Nachdem zunächst die Brennelemente-Steuer per Gerichtsbeschluss für rechtsunwirksam erklärt wurde, hatte das Bundesverfassungsgericht jüngst auch die Entschädigungsregelung der 16. Atomgesetznovelle wegen schwerer Fehler der Bundesregierung kassiert.
- Atom-Brennelemente-Steuer absichtlich vergeigt? Bundesregierung bestreitet Vorwürfe
- Siehe zum Urteil zur 16. AtG auch hier die Tagesschau.
Die Atommeiler Brunsbüttel und Krümmel waren bereits im Jahr 2007 nach schweren Störfallen nicht mehr am Netz. In Brunsbüttel zeigten sich im Zuge intensiver Überprüfungen immer neue Mängel, die eine Wiederinbetriebnahme schon damals unwahrscheinlich machten. In Krümmel bemühte sich Vattenfall, nach einem folgenreichen Feuer eine Vielzahl von Probleme in den Griff zu bekommen, scheiterte aber beim ersten Versuch einer Inbetriebnahme. Wie sich zeigte, hatte der Konzernn zahlreiche Forderungen der Aufsichtsbehörde nicht beachtet. Unklar ist, ob Krümmel wieder eine Zustimmung zum Anfahren bekommen hätte – wenn nicht 2011 die Atomkatastrophe von Fukushima dazwischen gekommen wäre. Dennoch hat Vattenfall die Bundesrepublik auf Schadensersatz verklagt.

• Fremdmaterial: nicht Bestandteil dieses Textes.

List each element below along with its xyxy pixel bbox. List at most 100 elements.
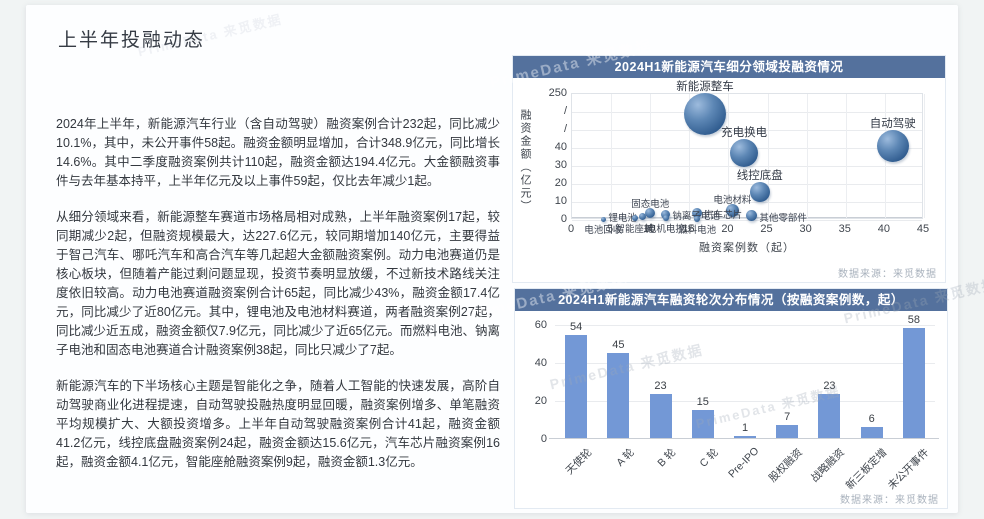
category-label: B 轮 [655, 446, 679, 470]
bar-plot: 54 天使轮 45 A 轮 23 B 轮 15 C 轮 1 Pre-IPO 7 股权融资 23 战略融资 6… [549, 314, 939, 492]
bubble-label: 线控底盘 [736, 169, 783, 182]
x-axis-line [549, 438, 939, 439]
bubble-chart-title: 2024H1新能源汽车细分领域投融资情况 [513, 56, 945, 78]
x-axis-tick: 20 [721, 223, 734, 235]
data-bubble [725, 203, 739, 217]
data-bubble [746, 210, 758, 221]
bubble-label: 智能座舱 [615, 224, 654, 236]
category-label: Pre-IPO [726, 445, 762, 481]
data-bubble [600, 216, 606, 222]
h-gridline [555, 363, 935, 364]
y-axis-title: 融资金额（亿元） [519, 109, 531, 213]
bar-chart-body: 54 天使轮 45 A 轮 23 B 轮 15 C 轮 1 Pre-IPO 7 股权融资 23 战略融资 6… [515, 311, 947, 509]
bar-value-label: 45 [612, 338, 625, 351]
h-gridline [555, 325, 935, 326]
bar-value-label: 58 [907, 313, 920, 326]
bar-value-label: 6 [868, 412, 875, 425]
bubble-chart-body: 融资金额（亿元） 新能源整车自动驾驶充电换电线控底盘电池材料汽车芯片固态电池钠离… [513, 78, 945, 283]
bar-value-label: 54 [569, 321, 583, 334]
bar [565, 335, 588, 438]
bar-value-label: 7 [784, 410, 791, 423]
body-text: 2024年上半年，新能源汽车行业（含自动驾驶）融资案例合计232起，同比减少10… [56, 115, 500, 489]
bar [818, 394, 841, 438]
x-axis-tick: 35 [838, 223, 851, 235]
v-gridline [845, 94, 847, 218]
x-axis-tick: 15 [682, 223, 695, 235]
bar [776, 424, 799, 438]
bubble-label: 其他零部件 [759, 212, 807, 224]
bar-value-label: 23 [823, 380, 836, 393]
bubble-chart-card: 2024H1新能源汽车细分领域投融资情况 融资金额（亿元） 新能源整车自动驾驶充… [512, 55, 946, 283]
bubble-label: 自动驾驶 [869, 117, 916, 130]
bar [902, 327, 925, 438]
bar-value-label: 23 [654, 380, 667, 393]
x-axis-tick: 45 [916, 223, 930, 235]
source-note: 数据来源：来觅数据 [838, 269, 937, 280]
y-axis-tick: 0 [540, 433, 547, 445]
data-bubble [662, 215, 669, 222]
paragraph-1: 2024年上半年，新能源汽车行业（含自动驾驶）融资案例合计232起，同比减少10… [56, 117, 500, 188]
bar [691, 409, 714, 438]
y-axis-tick: 250 [548, 87, 567, 99]
v-gridline [689, 94, 691, 218]
h-gridline [572, 220, 922, 221]
bubble-label: 新能源整车 [676, 81, 734, 93]
v-gridline [924, 94, 925, 218]
y-axis-tick: 10 [554, 195, 567, 207]
data-bubble [683, 93, 726, 135]
category-label: 战略融资 [809, 446, 848, 485]
v-gridline [728, 94, 730, 218]
bubble-label: 固态电池 [631, 198, 670, 210]
data-bubble [730, 139, 759, 168]
bubble-label: 电池回收 [584, 224, 623, 236]
x-axis-title: 融资案例数（起） [699, 242, 795, 254]
source-note: 数据来源：来觅数据 [840, 495, 939, 506]
h-gridline [572, 202, 922, 203]
data-bubble [876, 129, 909, 162]
y-axis-tick: 60 [534, 319, 547, 331]
y-axis-tick: / [563, 123, 567, 135]
report-page: 上半年投融动态 2024年上半年，新能源汽车行业（含自动驾驶）融资案例合计232… [26, 5, 984, 513]
x-axis-tick: 0 [567, 223, 575, 235]
scatter-plot: 新能源整车自动驾驶充电换电线控底盘电池材料汽车芯片固态电池钠离子电池其他零部件锂… [571, 81, 925, 236]
x-axis-tick: 40 [877, 223, 890, 235]
category-label: C 轮 [697, 446, 721, 470]
x-axis-tick: 30 [799, 223, 812, 235]
bubble-label: 电池材料 [713, 194, 752, 206]
bar-value-label: 15 [696, 395, 709, 408]
bubble-label: 汽车芯片 [704, 209, 743, 221]
h-gridline [572, 130, 922, 131]
data-bubble [645, 207, 656, 218]
category-label: 新三板定增 [843, 446, 890, 493]
paragraph-3: 新能源汽车的下半场核心主题是智能化之争，随着人工智能的快速发展，高阶自动驾驶商业… [56, 379, 500, 469]
bar [734, 436, 756, 438]
h-gridline [555, 401, 935, 402]
data-bubble [749, 181, 770, 202]
data-bubble [638, 212, 646, 220]
paragraph-2: 从细分领域来看，新能源整车赛道市场格局相对成熟，上半年融资案例17起，较同期减少… [56, 210, 500, 357]
bar-value-label: 1 [741, 422, 749, 435]
x-axis-tick: 25 [760, 223, 773, 235]
bar-chart-title: 2024H1新能源汽车融资轮次分布情况（按融资案例数，起） [515, 289, 947, 311]
y-axis-tick: 30 [554, 159, 567, 171]
y-axis-tick: / [563, 105, 567, 117]
bar [860, 426, 883, 438]
y-axis-tick: 40 [534, 357, 547, 369]
y-axis-tick: 40 [554, 141, 567, 153]
category-label: 天使轮 [563, 446, 595, 478]
h-gridline [572, 184, 922, 185]
bar-chart-card: 2024H1新能源汽车融资轮次分布情况（按融资案例数，起） 54 天使轮 45 A 轮… [514, 288, 948, 509]
y-axis-tick: 20 [554, 177, 567, 189]
x-axis-tick: 5 [607, 223, 614, 235]
v-gridline [650, 94, 652, 218]
data-bubble [661, 209, 671, 219]
bubble-label: 充电换电 [721, 127, 768, 140]
data-bubble [631, 215, 638, 222]
y-axis-tick: 20 [534, 395, 547, 407]
y-axis-tick: 0 [560, 213, 567, 225]
bar [607, 352, 630, 438]
category-label: 未公开事件 [886, 446, 932, 493]
category-label: 股权融资 [766, 446, 806, 485]
v-gridline [611, 94, 613, 218]
data-bubble [694, 215, 701, 222]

In Schweden betreibt Vattenfall trotz der Katastrophe von Fukushima immer noch Atomkraftwerke, in denen schwere Unfälle nicht ausgeschlossen werden können.
Dokumentation 1:
Die Übertragungen der mündlichen Verhandlung in Sachen Vattenfall gegen die Bundesrepublik Deutschland in Sachen Schadenersatz für die Stilllegung der Atomkraftwerke Krümmel und Brunsbüttel vor dem ICSID sind über folgende Links zugänglich:
- Verhandlungstag 1 (21. November 2020)
- Verhandlungstag 2 (22. November 2020)
- Verhandlungstag 3 (23. November 2020)
- Verhandlungstag 4 (24. November 2020)
- Verhandlungstag 5 (25. November 2020)
- Verhandlungstag 6 (27. November 2020)
Dokumentation 2 von der Seite des Bundeswirtschaftsministerium (online 16.12.2020)
Verhandlungstag 1 (21. November 2020)
Verhandlungstag 2 (22. November 2020)
Verhandlungstag 3 (23. November 2020)
Verhandlungstag 4 (24. November 2020)
Verhandlungstag 5 (25. November 2020)
Verhandlungstag 6 (27. November 2020)
Das Schiedsgericht hat keinen Termin für einen Schiedsspruch genannt. Gemäß Artikel 48 Absatz 5 ICSID-Konvention beziehungsweise Arbitration Rule 48 Absatz 4 kann das ICSID-Sekretariat einen Schiedsspruch veröffentlichen, falls beide Parteien zustimmen. Ohne diese Zustimmungen veröffentlicht ICSID Auszüge der den Schiedsspruch tragenden Erwägungen.
Informationen des ICSID-Sekretariats
Das ICSID-Sekretariat informiert auf seiner Internetseite über die einzelnen Verfahrensschritte regelmäßig und in öffentlich zugänglicher Form. Die Informationen über das Klageverfahren sind hier abrufbar.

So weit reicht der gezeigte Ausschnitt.